The Concept-I doesn't use a bank of screens or gauges to communicate with the "driver." The car's occupants are simply sprinkled with lights and vibrations to communicate road hazards which may be relevant when the vehicle's in "manual mode," a function which mercifully still exists in Toyota's future. Until the idiot meatbag behind the wheel makes a mistake, and then Toyota's system "seamlessly" steps in to sort you out according to the press release.

The idea is that Yui will be adaptive to your driving style, and let you participate in the actual act of controlling the car as much as you want to. And as long as it thinks you're up for it.

"...Yui would be coupled to the autonomy system, which would be constantly monitoring the car's environment, inside and out merging human and vehicle situational awareness," Toyota Executive Technical Advisor and CEO of Toyota Research Institute Gill Pratt said at the company's CES press conference. "Perhaps YUI could engage the driver in a conversation, that would reduce the vigilance decrement the way talking on the two-way radio or looking for speed traps seems to do with truck drivers."

Part of me finds the idea of blathering to your car really sad, but I also just rewatched the original Star Wars trilogy over Christmas and now I'm yelling at R2 to "lock it down" every time a piece of my Scout falls off.

If you want a sample of the insufferably of trade show press conferences and how Yui would hypothetically communicate, here's the transcript of Toyota's Senior Vice President of Automotive Operations Bob Carter bantering with what I assume was a prerecorded piece of dialog coming from the car:

[BOB:] Say "hello", Yui.

YUI: HELLO YUI. 

[BOB:] Very funny. Yui learns from us, grows with us, and builds a relationship that is meaningful and emotional. What does that mean? Yui learns our preferences and our lifestyle; remembers where we like to go; pays attention to when we're happy or sad.

[YUI SCANS BOB, PULLS UP INFO AND BIOMETRICS]

And helps in ways that are big and small, anticipates our needs and improve our lives.

YUI: IS EVERYTHING ALL RIGHT, BOB? YOU SEEM STRESSED.

[BOB:] What did you expect, Yui? I'm on stage giving a speech to all these people.

YUI: COME ON, BOB. WHY DON'T WE DO SOME BREATHING EXERCISES?

[BOB TAKES A FEW DEEP BREATHS]

[BOB:] Thanks, Yui. Much better.

[BOB:] But what are you still doing up there on the screen? You're supposed to be down there so I can let everyone see this amazing car!

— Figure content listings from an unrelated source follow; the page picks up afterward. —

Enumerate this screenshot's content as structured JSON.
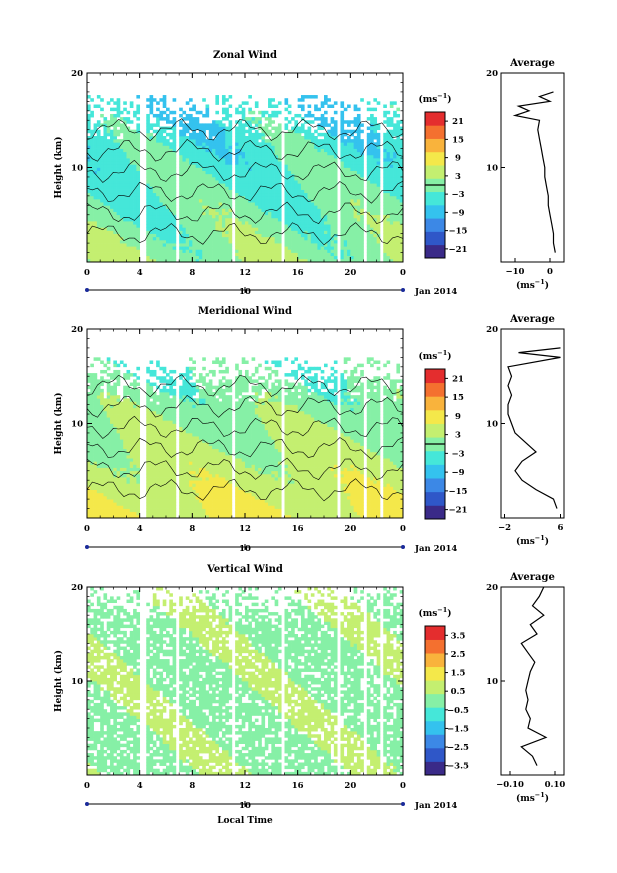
{
  "colors": {
    "colormap": [
      "#3a2a88",
      "#2f57c8",
      "#3c88e6",
      "#34c2ee",
      "#45e7d9",
      "#86f0a6",
      "#c4ef70",
      "#f4e84a",
      "#f9b33c",
      "#f4702f",
      "#e42d2e"
    ],
    "axis": "#000000",
    "contour": "#000000"
  },
  "x_axis": {
    "ticks": [
      "0",
      "4",
      "8",
      "12",
      "16",
      "20",
      "0"
    ],
    "date_mark": "10",
    "date_label": "Jan 2014",
    "xlabel": "Local Time"
  },
  "avg_label": "Average",
  "units_label": "(ms",
  "units_sup": "−1",
  "units_close": ")",
  "chart_data": [
    {
      "type": "heatmap",
      "title": "Zonal Wind",
      "ylabel": "Height (km)",
      "y_ticks": [
        "20",
        "10"
      ],
      "ylim": [
        0,
        20
      ],
      "xlim": [
        0,
        24
      ],
      "colorbar": {
        "ticks": [
          "21",
          "15",
          "9",
          "3",
          "−3",
          "−9",
          "−15",
          "−21"
        ],
        "range": [
          -24,
          24
        ],
        "zero_line": true
      },
      "fields": {
        "base": 1.5,
        "grad": -0.45,
        "amp": 4,
        "top": 17.5
      },
      "average_profile": {
        "title": "Average",
        "xlabel": "(ms⁻¹)",
        "x_ticks": [
          "−10",
          "0"
        ],
        "xlim": [
          -14,
          4
        ],
        "y_ticks": [
          "20",
          "10"
        ],
        "heights": [
          1,
          2,
          3,
          4,
          5,
          6,
          7,
          8,
          9,
          10,
          11,
          12,
          13,
          14,
          15,
          15.5,
          16,
          16.5,
          17,
          17.5,
          18
        ],
        "values": [
          1.5,
          1.0,
          1.0,
          0.5,
          0.0,
          -0.5,
          -0.5,
          -1.0,
          -1.5,
          -1.5,
          -2.0,
          -2.5,
          -3.0,
          -3.5,
          -3.0,
          -10.0,
          -6.0,
          -9.0,
          0.0,
          -3.0,
          1.0
        ]
      }
    },
    {
      "type": "heatmap",
      "title": "Meridional Wind",
      "ylabel": "Height (km)",
      "y_ticks": [
        "20",
        "10"
      ],
      "ylim": [
        0,
        20
      ],
      "xlim": [
        0,
        24
      ],
      "colorbar": {
        "ticks": [
          "21",
          "15",
          "9",
          "3",
          "−3",
          "−9",
          "−15",
          "−21"
        ],
        "range": [
          -24,
          24
        ],
        "zero_line": true
      },
      "fields": {
        "base": 7,
        "grad": -0.55,
        "amp": 3,
        "top": 17
      },
      "average_profile": {
        "title": "Average",
        "xlabel": "(ms⁻¹)",
        "x_ticks": [
          "−2",
          "6"
        ],
        "xlim": [
          -2.5,
          6.5
        ],
        "y_ticks": [
          "20",
          "10"
        ],
        "heights": [
          1,
          2,
          3,
          4,
          5,
          6,
          7,
          8,
          9,
          10,
          11,
          12,
          13,
          14,
          15,
          16,
          17,
          17.5,
          18
        ],
        "values": [
          5.5,
          5.0,
          2.5,
          0.5,
          -0.5,
          0.5,
          2.5,
          1.0,
          -0.5,
          -1.0,
          -1.5,
          -1.5,
          -1.0,
          -1.5,
          -1.0,
          -1.5,
          6.0,
          0.0,
          6.0
        ]
      }
    },
    {
      "type": "heatmap",
      "title": "Vertical Wind",
      "ylabel": "Height (km)",
      "y_ticks": [
        "20",
        "10"
      ],
      "ylim": [
        0,
        20
      ],
      "xlim": [
        0,
        24
      ],
      "colorbar": {
        "ticks": [
          "3.5",
          "2.5",
          "1.5",
          "0.5",
          "−0.5",
          "−1.5",
          "−2.5",
          "−3.5"
        ],
        "range": [
          -4,
          4
        ],
        "zero_line": false
      },
      "fields": {
        "base": 0.2,
        "grad": 0,
        "amp": 0.4,
        "top": 20
      },
      "average_profile": {
        "title": "Average",
        "xlabel": "(ms⁻¹)",
        "x_ticks": [
          "−0.10",
          "0.10"
        ],
        "xlim": [
          -0.14,
          0.14
        ],
        "y_ticks": [
          "20",
          "10"
        ],
        "heights": [
          1,
          2,
          3,
          4,
          5,
          6,
          7,
          8,
          9,
          10,
          11,
          12,
          13,
          14,
          15,
          16,
          17,
          18,
          19,
          20
        ],
        "values": [
          0.02,
          0.0,
          -0.05,
          0.06,
          -0.02,
          -0.01,
          -0.03,
          -0.02,
          -0.03,
          -0.02,
          -0.01,
          0.01,
          -0.02,
          -0.05,
          0.02,
          -0.01,
          0.05,
          0.0,
          0.03,
          0.05
        ]
      }
    }
  ]
}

Theoretically all this flashy silliness will be distilled into tech that's practical in the short term, and Toyota promises they're working on that too. "Yui" is just an idea of what the ultimate incarnation of the company's "Chauffeur" self-driving tech could look like, and Chauffeur is supposedly being built off the "Guardian" suite of driver-aids you already know and love or hate like lane keeping and collision-avoidance alerts.

I'm not sure we'll be having articulate, two-sided conversations with our cars any time soon and I sure hope they never turn into giant turn signals but it seems clear that the trend toward "self-driving" is only going to get hotter.